The children pry one floorboard loose. All they see are my pipes. They forget to repair their damage and wander somewhere else. Someone could break their leg tripping beneath me. While they are not looking, I pull the board back into place.

While I have owners, it is my job to keep them. I cannot be seen. I cannot be heard. I cannot repair what is already damaged, but I can replace what is already there. I would sooner die than allow any tenant to come to harm.

Days pass. I pay attention to what is said and what is unsaid. I listen to the echoes in the hallways, the whispers behind closed doors, the creaking of my wooden bones, the screeching of excitable children, the silence that their slumber brings, the deliberate silence that stonewalls lovers, the shuffling of a book, the tap-tap of a thumb on a phone screen, then the sound of lips smacking together like a plunger pulled from a bathroom tile.

The headboard thumps against my wall. There are still marks there from hundreds of years ago. I do not linger on the scene, focusing instead on the owls roosting on the rafters of my attic. I shall give my owners the privacy they need, for I am glad that they are not shouting at one another.

Each day, alarms chime and shoes rush down my stairs. I open my door just before they push my handle, just so they exert less force trying to get to work or school on time.

Weeks pass. Children laugh. Children cry. The adults laugh. The adults shout. Slide whistles, whip cracks and gunshots ring through the television. Tiny thumbs press buttons on game controllers, clickity-clack, clickity-clack. Large fingers type on laptop keys, clackity-click, clackity-click. Soda pop fizzes in a glass, glug glug. Wine sloshes against glasses, glug glug.

One day, more shoes enter: heels, high heels, dress shoes, sneakers, sandals, flip flops, and hiking boots. They are temporary guests but guests all the same. Pop music plays through tinny speakers. Chairs squeak. Hands clap. There is the usual trading of passive-aggressive comments and unspoken statements, but it is drowned out by the much friendlier chatter of the guests.

I remember the last family party, thirteen years ago. It was a wake. I much prefer this kind of party.

One of the guests recites a limerick to the children about a man from Nantucket – despite the tut tuts of their parents, they laugh. And I laugh too. My floorboards vibrate beneath their feet. I hope they don’t notice, but the father stares down for a little too long.

Months pass and the cheer from the party dissipates. Each laugh grows quieter. Each shout and silence afterwards grows louder. Mugs shatter against kitchen corners. Arms sweep ornaments and books off of shelves which bounce off my floor. Pillows muffle sobs. Metal music blasts through headphones for long after the sobbing stops.
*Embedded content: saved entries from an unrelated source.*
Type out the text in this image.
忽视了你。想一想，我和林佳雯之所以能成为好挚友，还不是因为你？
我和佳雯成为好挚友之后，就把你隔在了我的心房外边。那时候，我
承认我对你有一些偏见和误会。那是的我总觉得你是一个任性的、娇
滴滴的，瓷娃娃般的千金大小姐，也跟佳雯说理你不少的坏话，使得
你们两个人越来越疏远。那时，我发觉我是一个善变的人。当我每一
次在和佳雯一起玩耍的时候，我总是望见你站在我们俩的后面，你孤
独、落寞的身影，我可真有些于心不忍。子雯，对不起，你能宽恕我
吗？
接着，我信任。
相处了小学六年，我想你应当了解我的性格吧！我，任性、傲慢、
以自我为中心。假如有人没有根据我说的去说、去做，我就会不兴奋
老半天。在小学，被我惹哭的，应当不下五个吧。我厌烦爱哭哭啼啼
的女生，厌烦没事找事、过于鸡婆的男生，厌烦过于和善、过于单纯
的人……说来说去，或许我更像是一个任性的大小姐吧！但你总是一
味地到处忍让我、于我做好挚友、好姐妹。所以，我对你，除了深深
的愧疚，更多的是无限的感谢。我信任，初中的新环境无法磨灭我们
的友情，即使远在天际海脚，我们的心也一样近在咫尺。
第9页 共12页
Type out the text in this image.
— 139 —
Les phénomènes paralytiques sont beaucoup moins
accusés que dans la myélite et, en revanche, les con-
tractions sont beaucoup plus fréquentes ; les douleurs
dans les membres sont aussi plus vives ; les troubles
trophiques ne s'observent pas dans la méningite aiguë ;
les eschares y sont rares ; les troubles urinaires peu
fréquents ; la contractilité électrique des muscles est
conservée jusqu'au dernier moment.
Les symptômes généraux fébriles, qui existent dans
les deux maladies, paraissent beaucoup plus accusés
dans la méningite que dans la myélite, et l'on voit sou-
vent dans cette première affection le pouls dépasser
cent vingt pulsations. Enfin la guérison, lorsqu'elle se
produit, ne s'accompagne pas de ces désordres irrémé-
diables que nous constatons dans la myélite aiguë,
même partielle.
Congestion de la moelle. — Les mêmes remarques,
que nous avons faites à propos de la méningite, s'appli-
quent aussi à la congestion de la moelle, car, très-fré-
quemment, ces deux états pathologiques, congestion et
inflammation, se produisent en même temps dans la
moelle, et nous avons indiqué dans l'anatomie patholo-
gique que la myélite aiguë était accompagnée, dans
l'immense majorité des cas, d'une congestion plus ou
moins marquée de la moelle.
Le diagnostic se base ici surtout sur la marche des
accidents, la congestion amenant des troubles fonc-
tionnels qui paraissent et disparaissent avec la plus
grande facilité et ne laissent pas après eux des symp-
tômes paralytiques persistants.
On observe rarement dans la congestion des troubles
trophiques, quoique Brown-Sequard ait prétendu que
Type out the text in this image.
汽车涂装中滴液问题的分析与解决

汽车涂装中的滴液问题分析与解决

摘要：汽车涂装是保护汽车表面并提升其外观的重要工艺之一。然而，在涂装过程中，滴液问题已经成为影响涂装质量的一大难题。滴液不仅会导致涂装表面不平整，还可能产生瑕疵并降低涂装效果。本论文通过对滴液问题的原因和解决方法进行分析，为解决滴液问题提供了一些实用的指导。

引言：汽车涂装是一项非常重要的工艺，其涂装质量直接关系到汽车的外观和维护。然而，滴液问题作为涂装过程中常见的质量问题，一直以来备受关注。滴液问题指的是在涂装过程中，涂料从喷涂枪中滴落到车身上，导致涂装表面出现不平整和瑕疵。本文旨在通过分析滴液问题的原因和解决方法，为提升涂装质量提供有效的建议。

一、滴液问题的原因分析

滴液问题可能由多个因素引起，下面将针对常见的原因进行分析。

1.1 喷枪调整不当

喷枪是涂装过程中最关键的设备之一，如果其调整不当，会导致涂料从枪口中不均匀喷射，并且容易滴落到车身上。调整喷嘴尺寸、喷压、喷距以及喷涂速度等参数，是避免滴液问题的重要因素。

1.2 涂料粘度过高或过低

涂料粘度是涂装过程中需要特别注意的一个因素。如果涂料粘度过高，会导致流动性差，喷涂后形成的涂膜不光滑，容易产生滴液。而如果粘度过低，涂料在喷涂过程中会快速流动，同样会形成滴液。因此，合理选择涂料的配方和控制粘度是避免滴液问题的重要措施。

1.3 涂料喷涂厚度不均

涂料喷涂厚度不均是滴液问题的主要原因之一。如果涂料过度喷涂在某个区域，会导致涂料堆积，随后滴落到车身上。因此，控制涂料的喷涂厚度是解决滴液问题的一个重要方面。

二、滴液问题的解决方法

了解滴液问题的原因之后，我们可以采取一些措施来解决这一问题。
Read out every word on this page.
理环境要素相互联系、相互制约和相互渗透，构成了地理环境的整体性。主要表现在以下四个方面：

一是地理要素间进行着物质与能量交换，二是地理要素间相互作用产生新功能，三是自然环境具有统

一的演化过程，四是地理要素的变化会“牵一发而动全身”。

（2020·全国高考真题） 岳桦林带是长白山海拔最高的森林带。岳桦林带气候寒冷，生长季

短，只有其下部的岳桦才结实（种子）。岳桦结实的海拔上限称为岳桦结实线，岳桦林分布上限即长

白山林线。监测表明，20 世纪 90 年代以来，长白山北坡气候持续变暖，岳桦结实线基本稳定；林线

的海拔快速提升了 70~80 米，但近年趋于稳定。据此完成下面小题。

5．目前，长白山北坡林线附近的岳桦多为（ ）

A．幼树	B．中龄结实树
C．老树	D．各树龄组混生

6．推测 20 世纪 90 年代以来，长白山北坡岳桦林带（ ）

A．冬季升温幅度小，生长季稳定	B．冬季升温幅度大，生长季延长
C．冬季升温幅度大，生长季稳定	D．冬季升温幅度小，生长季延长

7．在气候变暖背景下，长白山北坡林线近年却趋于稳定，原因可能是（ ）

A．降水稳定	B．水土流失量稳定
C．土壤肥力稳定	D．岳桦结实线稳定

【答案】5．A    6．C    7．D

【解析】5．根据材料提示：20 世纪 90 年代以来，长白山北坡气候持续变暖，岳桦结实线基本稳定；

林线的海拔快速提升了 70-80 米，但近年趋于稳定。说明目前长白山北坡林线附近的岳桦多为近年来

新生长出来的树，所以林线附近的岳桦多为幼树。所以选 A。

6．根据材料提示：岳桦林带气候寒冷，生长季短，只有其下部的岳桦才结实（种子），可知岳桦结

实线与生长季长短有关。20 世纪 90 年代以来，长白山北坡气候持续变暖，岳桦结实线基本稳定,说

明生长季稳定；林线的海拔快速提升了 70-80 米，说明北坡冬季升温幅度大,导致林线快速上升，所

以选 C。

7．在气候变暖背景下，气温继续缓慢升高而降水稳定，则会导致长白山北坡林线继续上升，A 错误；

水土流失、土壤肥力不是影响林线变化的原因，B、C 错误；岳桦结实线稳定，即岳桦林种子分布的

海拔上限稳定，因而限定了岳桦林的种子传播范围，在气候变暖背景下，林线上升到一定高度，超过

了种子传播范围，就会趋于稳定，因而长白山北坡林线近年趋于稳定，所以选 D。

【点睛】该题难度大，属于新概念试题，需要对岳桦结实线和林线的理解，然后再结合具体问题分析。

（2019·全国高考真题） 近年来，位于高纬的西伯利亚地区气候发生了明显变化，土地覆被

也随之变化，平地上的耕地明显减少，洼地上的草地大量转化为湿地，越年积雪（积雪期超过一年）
I have seen it happen before. Countless times. Am I not maintaining my foundations well enough? Am I not making enough effort to provide the family with shelter? I inspect the interiors for any blemishes. I screw the loose nails of my floorboards shut. I slot the remaining shingles back into place, all one thousand seven hundred and thirteen of them. While everyone is asleep, I brush the dust off the floor, the walls, the shelves, the windowsills, the cracks, the spaces, and out of the air.

The family used to clean me every week. That has stopped for quite some time.

Despite my deep clean, the shouts and silences continue; they become deafening. Footsteps slow to a crawl whenever they walk in. I do not hear the leather of those brogues or heels slapping against my floors as often any more. Even the once-affectionate insults shared between the children take on a different meaning once shouted.

Each night, I clean. This is all I can do to keep them here. Yet I am not seen or heard. My efforts go ignored. Yet still, I clean, and clean, a little louder and less graceful as each night passes. Sometimes, those leather brogues pace back and forth across my halls, as if searching for something that is not there. Each night I clean, the pacing quickens. They have begun talking. More shouts follow. Perhaps they feel my presence.

One day, socked feet shuffle down the stairs as I sweep the halls, my floorboards oscillating before their eyes.

Their backside crashes against one of my steps. They scream and rush back upstairs. I stop. I have been caught.

A part of me wanted this to happen. I cannot count how many years I have spent fixed to the same place. When was I built? I cannot remember. But all this time, I have been hiding. Loving my tenants unconditionally. Yet they leave. All of them do. I will continue to love them until I am razed to the ground, but I cannot hide any more.

The cries carry to the room where the parents sleep. They wake up. They shout. After much arguing, their feet leave the room and head down my steps. Hands rapidly tap at the boards. I tap back.

Silence. I have their full attention. I rip the boards from the floor, which form an outline of a person. I wave at them. At last, I am finally seen.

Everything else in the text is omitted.